As far as I could see in the demo, you can link entities via spans directly from the text. Is there a possibility for relations, too?

Take the sentence:
Ute ist in Deutschland geboren.
We like to label the relation ist_geboren_in (without arrow spanning but with clicking on entities since they are spred accoress the sentence).

Furthermore, the question is whether you can also nest entities on-the-fly (sub-eintities). Example:

There are many "<"fruits (like "<"bananas">", "<"kiwis">" and "<"cherries">")">" to buy in the supermarket. The fruits of the entity food and the fruits are fruit.

Thank you very much for your help.

Hi! In general, Prodigy itself doesn't care about the language of the texts you use, so you can definitely label German texts. If you're working with pretrained models, their capabilities will of course vary by language, resources and library you use (spaCy or some other custom implementation).

I'm not 100% sure I understand the exact goal and data format you're trying to extract from the first example.

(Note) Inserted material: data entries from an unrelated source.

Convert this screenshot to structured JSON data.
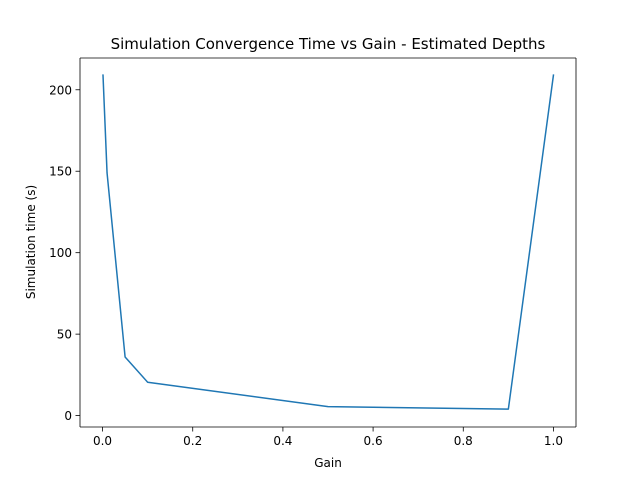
{
  "chart_data": {
    "type": "line",
    "title": "Simulation Convergence Time vs Gain - Estimated Depths",
    "xlabel": "Gain",
    "ylabel": "Simulation time (s)",
    "xlim": [
      -0.05,
      1.05
    ],
    "ylim": [
      -7,
      219.5
    ],
    "xticks": [
      0.0,
      0.2,
      0.4,
      0.6,
      0.8,
      1.0
    ],
    "xtick_labels": [
      "0.0",
      "0.2",
      "0.4",
      "0.6",
      "0.8",
      "1.0"
    ],
    "yticks": [
      0,
      50,
      100,
      150,
      200
    ],
    "ytick_labels": [
      "0",
      "50",
      "100",
      "150",
      "200"
    ],
    "grid": false,
    "series": [
      {
        "color": "#1f77b4",
        "x": [
          0.001,
          0.01,
          0.05,
          0.1,
          0.5,
          0.9,
          1.0
        ],
        "y": [
          209,
          149,
          36,
          20.5,
          5.5,
          4,
          209
        ]
      }
    ]
  }
}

But one approach would be to use the root ("ist") as the anchor, have one relation type that connects "ist" + "geboren", and two relation types that attach "Ute" and "Deutschland" to the root (e.g. something along the lines of "subject" and "object").

The NER interfaces (ner_manual and span highlighting mode in the relations UI) are designed with creating data to train named entity recognition models in mind, so they produce token-based tags, which can't overlap (typically the requirement for NER). However, you can always make multiple passes over the data and start by annotating the outer layer like sentence fragments and full phrases, and then annotate the actual named entities and proper nouns in the second step.